Tensa. Una sonrisa de poner el culo si me lo pidieran. Un gesto de cordialidad todo dientes que dice “no malgastes energías prestándome atención”. Tan diferente de mis otras muecas patentadas, como la “Media Sonrisa Amarga de Dos Copas de Más” o la estupefaciente “Sonrisa Afilada con Dientes como Cuchillas”.

Así que aquí estoy, por la mañana, recién duchado, vestido, impecable. En la encimera hay dos tazas, dos sobres de azúcar para ella, la cafetera italiana, un brick de zumo en teoría recién exprimido, la sandía cortada en gajos y emplatada con estilo. Radio 3 de fondo. La casa oliendo a esa mezcla perfecta de café recién hecho, Lactovit tibio que sale del baño y CK One que emano yo.
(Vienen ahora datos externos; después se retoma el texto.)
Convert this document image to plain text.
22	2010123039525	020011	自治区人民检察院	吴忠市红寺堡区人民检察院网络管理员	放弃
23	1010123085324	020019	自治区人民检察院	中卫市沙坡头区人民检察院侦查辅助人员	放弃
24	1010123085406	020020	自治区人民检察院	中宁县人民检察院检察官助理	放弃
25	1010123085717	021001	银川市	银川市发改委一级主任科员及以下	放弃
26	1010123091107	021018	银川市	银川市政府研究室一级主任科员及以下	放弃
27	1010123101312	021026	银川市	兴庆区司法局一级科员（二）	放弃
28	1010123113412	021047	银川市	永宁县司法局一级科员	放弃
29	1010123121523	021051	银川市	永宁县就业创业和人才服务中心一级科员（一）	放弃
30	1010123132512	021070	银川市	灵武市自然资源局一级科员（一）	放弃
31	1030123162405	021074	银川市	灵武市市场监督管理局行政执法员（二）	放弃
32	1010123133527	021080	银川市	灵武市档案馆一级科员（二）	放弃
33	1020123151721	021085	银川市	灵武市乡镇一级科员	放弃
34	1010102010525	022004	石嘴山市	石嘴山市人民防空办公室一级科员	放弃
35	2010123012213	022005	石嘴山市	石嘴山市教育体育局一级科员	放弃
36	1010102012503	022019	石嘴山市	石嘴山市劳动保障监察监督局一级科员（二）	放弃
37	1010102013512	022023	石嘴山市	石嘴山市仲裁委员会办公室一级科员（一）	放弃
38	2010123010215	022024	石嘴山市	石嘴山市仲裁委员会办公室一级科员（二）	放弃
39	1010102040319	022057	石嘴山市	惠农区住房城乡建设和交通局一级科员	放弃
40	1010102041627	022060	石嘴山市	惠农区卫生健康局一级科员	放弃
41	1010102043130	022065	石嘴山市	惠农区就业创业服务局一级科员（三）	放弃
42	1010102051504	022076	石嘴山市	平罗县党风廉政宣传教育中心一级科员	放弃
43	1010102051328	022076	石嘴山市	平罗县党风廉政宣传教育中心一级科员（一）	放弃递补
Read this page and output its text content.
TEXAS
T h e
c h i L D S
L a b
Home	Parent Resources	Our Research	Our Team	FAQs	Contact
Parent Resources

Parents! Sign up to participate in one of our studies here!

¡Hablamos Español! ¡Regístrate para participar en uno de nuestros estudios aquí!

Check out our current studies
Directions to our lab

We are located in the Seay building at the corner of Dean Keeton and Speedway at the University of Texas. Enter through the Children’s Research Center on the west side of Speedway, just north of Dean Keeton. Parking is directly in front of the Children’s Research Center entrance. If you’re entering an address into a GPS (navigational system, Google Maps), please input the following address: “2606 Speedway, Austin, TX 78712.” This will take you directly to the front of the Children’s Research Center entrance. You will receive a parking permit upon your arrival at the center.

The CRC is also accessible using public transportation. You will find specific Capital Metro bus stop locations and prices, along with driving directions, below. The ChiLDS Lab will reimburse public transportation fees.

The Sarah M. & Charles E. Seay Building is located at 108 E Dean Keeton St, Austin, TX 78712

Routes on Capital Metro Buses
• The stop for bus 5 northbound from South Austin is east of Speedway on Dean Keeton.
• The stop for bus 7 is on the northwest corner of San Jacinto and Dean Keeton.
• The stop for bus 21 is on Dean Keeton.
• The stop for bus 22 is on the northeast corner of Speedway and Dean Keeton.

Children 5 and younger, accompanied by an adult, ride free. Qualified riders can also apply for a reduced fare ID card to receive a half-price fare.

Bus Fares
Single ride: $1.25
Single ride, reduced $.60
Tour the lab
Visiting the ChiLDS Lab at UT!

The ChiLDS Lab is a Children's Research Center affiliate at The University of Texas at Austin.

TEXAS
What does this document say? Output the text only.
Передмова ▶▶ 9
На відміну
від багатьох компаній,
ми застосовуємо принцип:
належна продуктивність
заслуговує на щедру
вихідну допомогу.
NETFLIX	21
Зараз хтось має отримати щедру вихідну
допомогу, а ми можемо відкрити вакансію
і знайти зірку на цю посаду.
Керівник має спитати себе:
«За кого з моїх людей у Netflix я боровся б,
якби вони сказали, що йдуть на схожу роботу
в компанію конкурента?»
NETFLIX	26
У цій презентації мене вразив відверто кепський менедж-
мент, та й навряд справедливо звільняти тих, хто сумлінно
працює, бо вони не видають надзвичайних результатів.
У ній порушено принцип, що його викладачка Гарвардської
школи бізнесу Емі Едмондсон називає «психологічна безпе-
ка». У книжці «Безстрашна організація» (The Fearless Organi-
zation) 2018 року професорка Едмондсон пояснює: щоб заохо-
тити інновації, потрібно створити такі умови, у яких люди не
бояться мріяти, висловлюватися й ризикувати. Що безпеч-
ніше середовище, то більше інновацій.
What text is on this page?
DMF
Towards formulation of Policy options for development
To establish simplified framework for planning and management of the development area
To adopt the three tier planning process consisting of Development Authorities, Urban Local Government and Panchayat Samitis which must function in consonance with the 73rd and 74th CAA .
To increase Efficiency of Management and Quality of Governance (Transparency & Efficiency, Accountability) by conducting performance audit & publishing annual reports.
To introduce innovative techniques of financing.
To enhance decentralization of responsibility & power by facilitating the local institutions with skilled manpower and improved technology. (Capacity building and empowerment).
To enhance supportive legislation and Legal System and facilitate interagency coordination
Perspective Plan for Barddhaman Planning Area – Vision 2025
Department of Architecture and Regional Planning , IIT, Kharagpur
De pie, una mano en el bolsillo, la otra en el cigarro, apoyado contra la cocina, mirando la luz que entra por la ventana, espero a que baje las escaleras hacia la ducha.

Lleva unas bragas brasileñas de cadera baja que hacen su culo aun más espectacular. Da un encantador-pequeño-salto al ver el desayuno y dos pasos de semipuntillas herencia clara de unas clases de ballet en la infancia. Se gira hacia mí.

Y yo
(Yo que debería resultar gigante, inaccesible. Que sintiera que me debe la noche, la perfección de mi puesta en escena. Una figura insultantemente segura de la que enamorarse)
sonrío como un chimpancé.

Como a mi jefe el borracho. Como al monitor del gimnasio. Como a los camareros de los bares que más frecuento. Sonrío como diciendo “soy inofensivo” y “no me hagas daño”.

Y se va a la ducha y yo bajo la cabeza y mudo la Sonrisa de Chimpancé en la del Perdedor con Encanto. También patentada.